Week 1: Selfie and Quotes

 


Susan Sontag excerpt from On Photography


Quote 1: “To collect photographs is to collect the world. Movies and television programs light up walls, flicker, and go out; but with still photographs the image is also an object, lightweight, cheap to produce, easy to carry about, accumulate, store”.


 I really liked this quote. It's true because it is more sentimental and memorable to have physical photographs with us. Collecting these is to collect the world and keep memories from our “own world” that we are able to look at in the future. When we take photographs we do it to remember the moments. Collecting these memories and being able to carry them around or store with us is beautiful. 


Quote 2: A photograph passes for incontrovertible proof that a given thing happened. The picture may distort; but there is always a presumption that something exists, or did exist, which is like what's in the picture.


Reading this sentence made me think about how many people get annoyed that someone is always taking pictures in social settings nowadays. Especially having a mobile device, we are able to carry a camera with us and capture the special moments with our loved ones. I personally am one of those people who always takes pictures when I’m out in social gatherings. It’s nice to look back at those memories and remember what had happened that day and who I was with. I feel like the whole “you’re not living in the present” is an exaggeration (to an extent).


NY Times: How Carrie Mae Weems Rewrote the Rules of Image-Making


Quote 1: “Photography can enslave and revictimize, Weems has shown us; it can also, potentially, set us free from our inherited bias and expectations' '”.


Weems showed us this by using the photographs of African Americans and former slaves in which she encircled the subjects so that they appear to be held captive by the lens. This, as the article said, restored tenderness and humanity to the subjects. Although many people had to go through these situations, weem’s was able to show the pain that history tries to erase, forget about or brush under the rug.


Quote 2: “There’s no man greater than you. You are greater than no other man.’ This is the bedrock of my understanding, the bedrock of my belief system that really was instilled very, very early in my life, and repeated throughout my life, this idea that we had a right to be there”.


I really resonated with this quote and it is something my own mother had always told me growing up. This says a lot about what type of person someone is and for Weem’s to implement that to her life we can see how she is able to create and connect with so many people. 


Revisiting Carrie Mae Weems’s Landmark “Kitchen Table Series”

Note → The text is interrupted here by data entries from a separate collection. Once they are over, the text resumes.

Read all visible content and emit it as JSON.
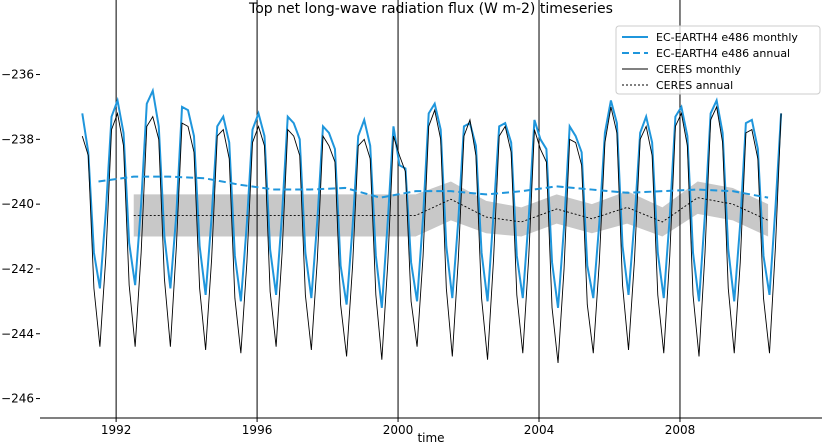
{
  "chart_data": {
    "type": "line",
    "title": "Top net long-wave radiation flux (W m-2) timeseries",
    "xlabel": "time",
    "xlim": [
      1989.84,
      2012.03
    ],
    "ylim": [
      -246.6,
      -233.7
    ],
    "xticks": [
      1992,
      1996,
      2000,
      2004,
      2008
    ],
    "yticks": [
      {
        "value": -246,
        "label": "−246"
      },
      {
        "value": -244,
        "label": "−244"
      },
      {
        "value": -242,
        "label": "−242"
      },
      {
        "value": -240,
        "label": "−240"
      },
      {
        "value": -238,
        "label": "−238"
      },
      {
        "value": -236,
        "label": "−236"
      }
    ],
    "xgrid": true,
    "legend": "upper right",
    "x": [
      1991.04,
      1991.21,
      1991.37,
      1991.54,
      1991.71,
      1991.87,
      1992.04,
      1992.21,
      1992.37,
      1992.54,
      1992.71,
      1992.87,
      1993.04,
      1993.21,
      1993.37,
      1993.54,
      1993.71,
      1993.87,
      1994.04,
      1994.21,
      1994.37,
      1994.54,
      1994.71,
      1994.87,
      1995.04,
      1995.21,
      1995.37,
      1995.54,
      1995.71,
      1995.87,
      1996.04,
      1996.21,
      1996.37,
      1996.54,
      1996.71,
      1996.87,
      1997.04,
      1997.21,
      1997.37,
      1997.54,
      1997.71,
      1997.87,
      1998.04,
      1998.21,
      1998.37,
      1998.54,
      1998.71,
      1998.87,
      1999.04,
      1999.21,
      1999.37,
      1999.54,
      1999.71,
      1999.87,
      2000.04,
      2000.21,
      2000.37,
      2000.54,
      2000.71,
      2000.87,
      2001.04,
      2001.21,
      2001.37,
      2001.54,
      2001.71,
      2001.87,
      2002.04,
      2002.21,
      2002.37,
      2002.54,
      2002.71,
      2002.87,
      2003.04,
      2003.21,
      2003.37,
      2003.54,
      2003.71,
      2003.87,
      2004.04,
      2004.21,
      2004.37,
      2004.54,
      2004.71,
      2004.87,
      2005.04,
      2005.21,
      2005.37,
      2005.54,
      2005.71,
      2005.87,
      2006.04,
      2006.21,
      2006.37,
      2006.54,
      2006.71,
      2006.87,
      2007.04,
      2007.21,
      2007.37,
      2007.54,
      2007.71,
      2007.87,
      2008.04,
      2008.21,
      2008.37,
      2008.54,
      2008.71,
      2008.87,
      2009.04,
      2009.21,
      2009.37,
      2009.54,
      2009.71,
      2009.87,
      2010.04,
      2010.21,
      2010.37,
      2010.54,
      2010.71,
      2010.87
    ],
    "series": [
      {
        "name": "EC-EARTH4 e486 monthly",
        "color": "#1f96dc",
        "style": "solid",
        "width": 2,
        "values": [
          -237.2,
          -238.4,
          -241.5,
          -242.6,
          -240.2,
          -237.3,
          -236.8,
          -237.8,
          -241.2,
          -242.5,
          -240.0,
          -236.9,
          -236.5,
          -237.6,
          -241.0,
          -242.6,
          -240.3,
          -237.0,
          -237.1,
          -237.9,
          -241.3,
          -242.8,
          -240.4,
          -237.6,
          -237.3,
          -238.1,
          -241.6,
          -243.0,
          -240.6,
          -237.7,
          -237.2,
          -237.9,
          -241.4,
          -242.8,
          -240.3,
          -237.3,
          -237.5,
          -238.0,
          -241.5,
          -242.9,
          -240.5,
          -237.6,
          -237.8,
          -238.3,
          -241.9,
          -243.1,
          -240.7,
          -237.9,
          -237.4,
          -238.2,
          -241.6,
          -243.2,
          -240.5,
          -237.6,
          -238.8,
          -238.9,
          -241.8,
          -243.0,
          -240.4,
          -237.2,
          -236.9,
          -237.7,
          -241.3,
          -242.9,
          -240.5,
          -237.6,
          -237.5,
          -238.2,
          -241.5,
          -243.0,
          -240.3,
          -237.6,
          -237.5,
          -238.1,
          -241.6,
          -242.9,
          -240.4,
          -237.4,
          -238.0,
          -238.3,
          -241.8,
          -243.2,
          -240.7,
          -237.6,
          -237.9,
          -238.4,
          -241.9,
          -242.9,
          -240.6,
          -237.8,
          -236.8,
          -237.5,
          -241.3,
          -242.8,
          -240.5,
          -237.8,
          -237.3,
          -238.1,
          -241.5,
          -242.9,
          -240.4,
          -237.3,
          -237.0,
          -237.9,
          -241.5,
          -243.0,
          -240.3,
          -237.2,
          -236.8,
          -237.8,
          -241.4,
          -243.0,
          -240.6,
          -237.5,
          -237.4,
          -238.3,
          -241.6,
          -242.8,
          -240.1,
          -237.2
        ]
      },
      {
        "name": "EC-EARTH4 e486 annual",
        "color": "#1f96dc",
        "style": "dashed",
        "width": 2,
        "x": [
          1991.5,
          1992.5,
          1993.5,
          1994.5,
          1995.5,
          1996.5,
          1997.5,
          1998.5,
          1999.5,
          2000.5,
          2001.5,
          2002.5,
          2003.5,
          2004.5,
          2005.5,
          2006.5,
          2007.5,
          2008.5,
          2009.5,
          2010.5
        ],
        "values": [
          -239.3,
          -239.15,
          -239.15,
          -239.2,
          -239.4,
          -239.55,
          -239.55,
          -239.5,
          -239.8,
          -239.6,
          -239.6,
          -239.7,
          -239.6,
          -239.45,
          -239.55,
          -239.65,
          -239.6,
          -239.55,
          -239.6,
          -239.8
        ]
      },
      {
        "name": "CERES monthly",
        "color": "#000000",
        "style": "solid",
        "width": 0.9,
        "values": [
          -237.9,
          -238.5,
          -242.6,
          -244.4,
          -241.6,
          -237.7,
          -237.2,
          -238.2,
          -242.5,
          -244.4,
          -241.5,
          -237.6,
          -237.3,
          -238.0,
          -242.3,
          -244.4,
          -241.3,
          -237.5,
          -237.6,
          -238.4,
          -242.6,
          -244.5,
          -241.7,
          -237.9,
          -237.7,
          -238.6,
          -242.9,
          -244.6,
          -241.8,
          -238.1,
          -237.6,
          -238.2,
          -242.7,
          -244.4,
          -241.5,
          -237.7,
          -237.9,
          -238.5,
          -242.8,
          -244.5,
          -241.7,
          -237.9,
          -238.2,
          -238.7,
          -243.1,
          -244.7,
          -241.9,
          -238.2,
          -238.0,
          -238.6,
          -242.8,
          -244.8,
          -241.8,
          -237.9,
          -238.5,
          -239.0,
          -243.0,
          -244.4,
          -241.6,
          -237.6,
          -237.1,
          -238.0,
          -242.6,
          -244.7,
          -241.7,
          -237.9,
          -237.4,
          -238.5,
          -242.9,
          -244.8,
          -241.7,
          -237.9,
          -237.6,
          -238.4,
          -242.8,
          -244.6,
          -241.6,
          -237.7,
          -238.3,
          -238.7,
          -243.2,
          -244.9,
          -242.0,
          -238.0,
          -238.1,
          -238.8,
          -243.1,
          -244.6,
          -241.8,
          -238.1,
          -237.0,
          -237.8,
          -242.5,
          -244.5,
          -241.7,
          -238.0,
          -237.6,
          -238.5,
          -242.8,
          -244.6,
          -241.6,
          -237.6,
          -237.2,
          -238.2,
          -242.8,
          -244.7,
          -241.5,
          -237.4,
          -237.0,
          -238.1,
          -242.6,
          -244.6,
          -241.8,
          -237.8,
          -237.7,
          -238.6,
          -242.9,
          -244.6,
          -241.3,
          -237.2
        ]
      },
      {
        "name": "CERES annual",
        "color": "#000000",
        "style": "dotted",
        "width": 0.9,
        "band_color": "#c8c8c8",
        "x": [
          1992.5,
          1993.5,
          1994.5,
          1995.5,
          1996.5,
          1997.5,
          1998.5,
          1999.5,
          2000.5,
          2001.5,
          2002.5,
          2003.5,
          2004.5,
          2005.5,
          2006.5,
          2007.5,
          2008.5,
          2009.5,
          2010.5
        ],
        "values": [
          -240.35,
          -240.35,
          -240.35,
          -240.35,
          -240.35,
          -240.35,
          -240.35,
          -240.35,
          -240.35,
          -239.85,
          -240.4,
          -240.55,
          -240.15,
          -240.45,
          -240.1,
          -240.55,
          -239.8,
          -240.0,
          -240.5
        ],
        "lower": [
          -241.0,
          -241.0,
          -241.0,
          -241.0,
          -241.0,
          -241.0,
          -241.0,
          -241.0,
          -241.0,
          -240.5,
          -240.9,
          -241.0,
          -240.6,
          -240.9,
          -240.6,
          -241.0,
          -240.3,
          -240.5,
          -241.0
        ],
        "upper": [
          -239.7,
          -239.7,
          -239.7,
          -239.7,
          -239.7,
          -239.7,
          -239.7,
          -239.7,
          -239.7,
          -239.3,
          -239.9,
          -240.1,
          -239.7,
          -240.0,
          -239.6,
          -240.1,
          -239.3,
          -239.5,
          -240.0
        ]
      }
    ]
  }
}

Quote 1: “I think that most work that’s made by Black artists is considered to be about Blackness. Unlike work that’s made by white artists, which is assumed to be universal at its core.”


This sentence really stood out to me, there has definitely been so much art work by white artists that are seen as something that can be universal and profound. Although of course unique to their own experience most it would be geared towards other white people. As seen in Weems’ Kitchen Table series I feel like anyone can find similarities within her work and understand what emotions she is portraying. 


Quote 2: “Viewers may not be able to see the world outside of the kitchen’s walls, but her characters are trying to navigate it all the same”.


As we talked about in class, we aren’t included in the life of the muse but we are more of bystanders who can understand what is going on within those kitchen walls. She portrays intimate and vulnerable moments of these characters.